Some states, like Washington, have recognized the science involved in the blood test results and have created an acceptable limit for drugs like marijuana in the bloodstream, similar to a blood alcohol content reading.
“An alcohol DUI in Arizona gets your license suspended for 90 days,” Alarid says. “After 30 days, you can drive to work and school. On the other hand, a drug-related DUI, like marijuana, gets you the same fines and jail time but revokes your license for a year. That means a person who wasn’t impaired could be punished more harshly than someone who was.”
“Carboxy is not an active metabolite, meaning its non-psychoactive. It has no effect on the brain and does not cause impairment,” said Alarid. “In addition to the fairness issue, this doesn’t seem right in a state where citizens passed a medical marijuana law,” adding that “it really puts an unfair burden on those patients.”

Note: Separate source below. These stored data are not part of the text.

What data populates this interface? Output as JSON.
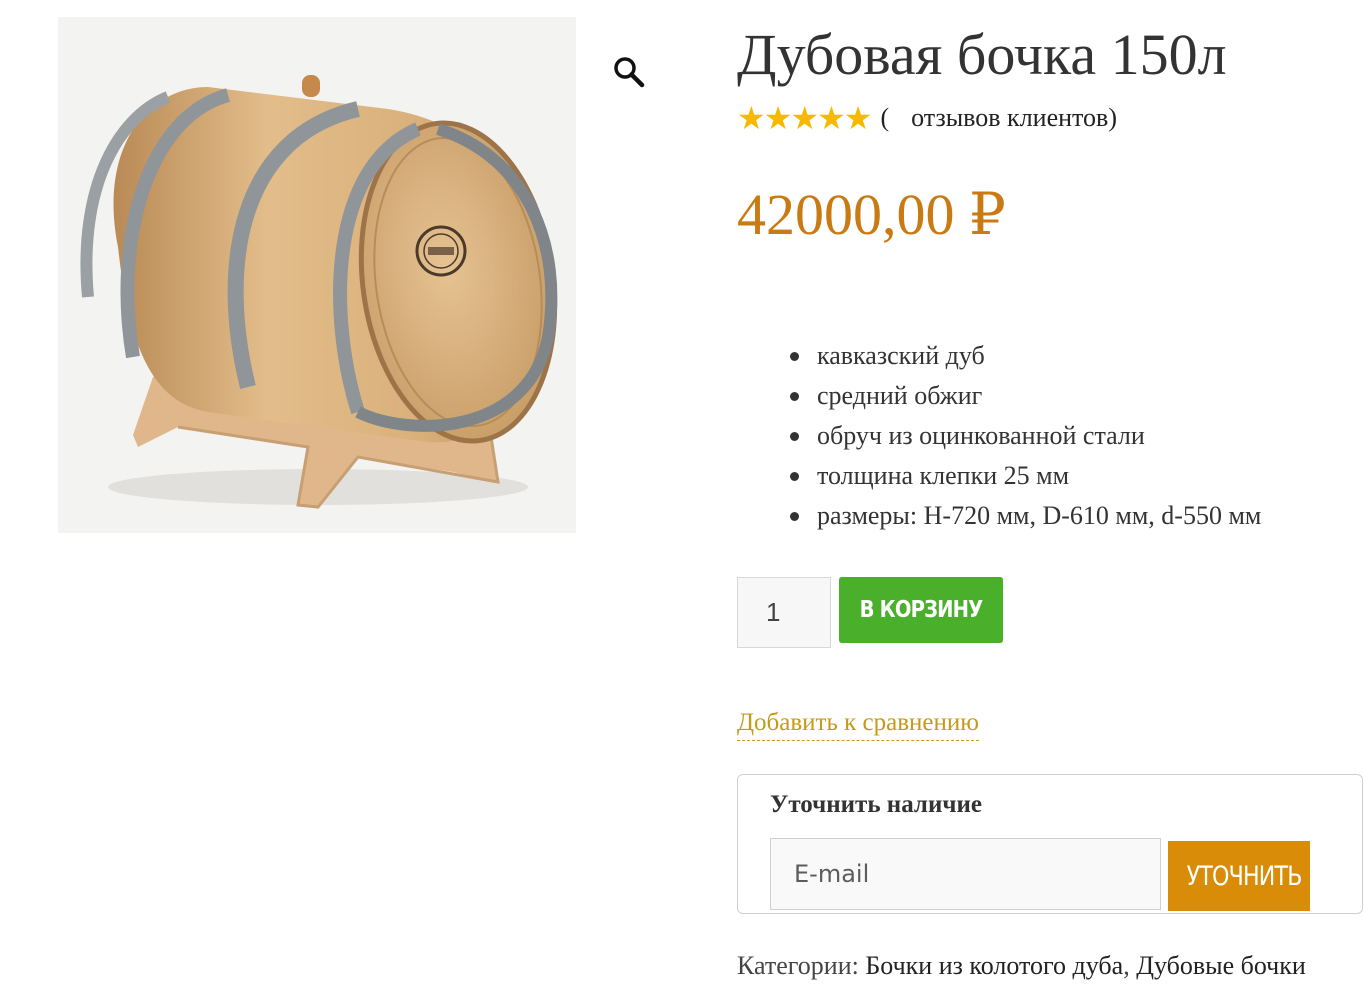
{
  "product": {
    "title": "Дубовая бочка 150л",
    "rating_stars": 5,
    "rating_open": "(",
    "reviews_label": "отзывов клиентов",
    "rating_close": ")",
    "price": "42000,00 ₽",
    "features": [
      "кавказский дуб",
      "средний обжиг",
      "обруч из оцинкованной стали",
      "толщина клепки 25 мм",
      "размеры: H-720 мм, D-610 мм, d-550 мм"
    ],
    "quantity": "1",
    "add_to_cart_label": "В КОРЗИНУ",
    "compare_label": "Добавить к сравнению"
  },
  "availability": {
    "title": "Уточнить наличие",
    "email_placeholder": "E-mail",
    "submit_label": "УТОЧНИТЬ"
  },
  "categories": {
    "label": "Категории:",
    "items": [
      "Бочки из колотого дуба",
      "Дубовые бочки"
    ],
    "separator": ", "
  },
  "colors": {
    "price": "#c97a12",
    "cart_button": "#4ab02b",
    "check_button": "#d88c07",
    "link": "#c59a16",
    "stars": "#f6b900"
  },
  "icons": {
    "zoom": "magnifier-icon",
    "rating": "star-icon"
  }
}
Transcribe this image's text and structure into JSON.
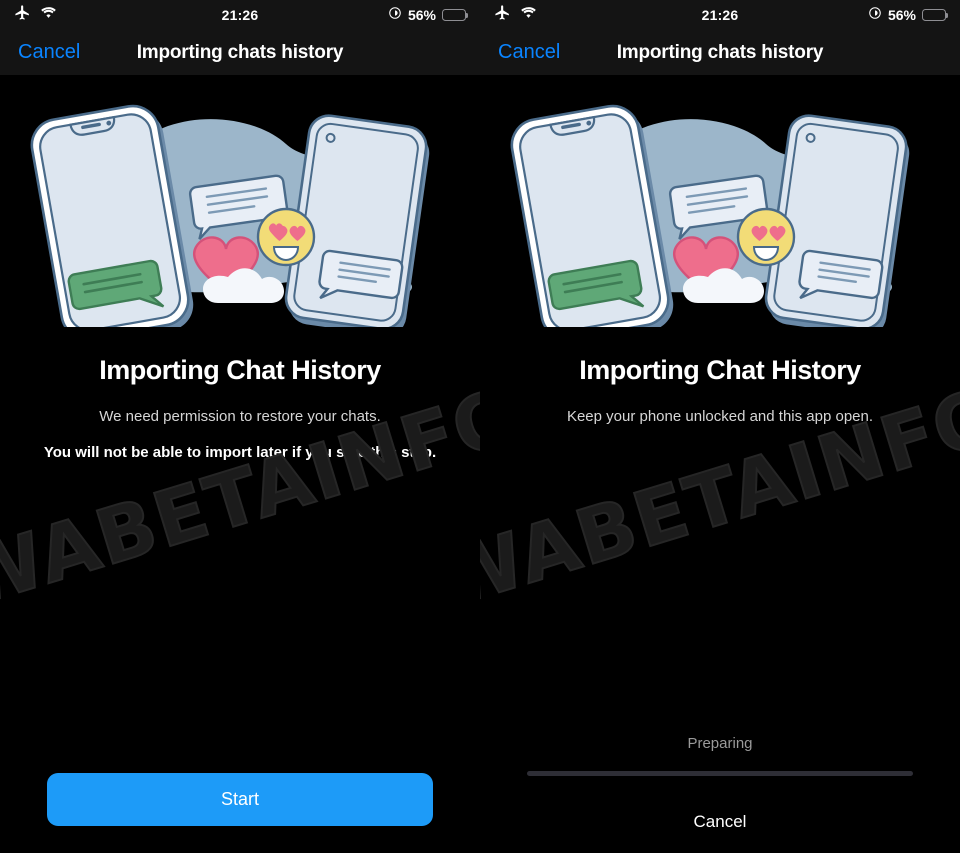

It’s the prospect of facing jail time, having to pay large fines and losing their driver’s license that has some medical marijuana patients opting to not use the drug, even though it helps them.
EJ Montini is a columnist for the Arizona Republic. He wrote a column discussing the DUI issue and pointed out that in Arizona, the politicians who could revise the DUI statute “hate” the medical marijuana law, as does the county attorney.
But that isn’t stopping Alarid from petitioning the state’s Supreme Court to make the DUI laws more specific. Alarid petitioned the Arizona Supreme Court at the end of March 2013, and he should learn in a few months whether or not the justices agree to hear the case.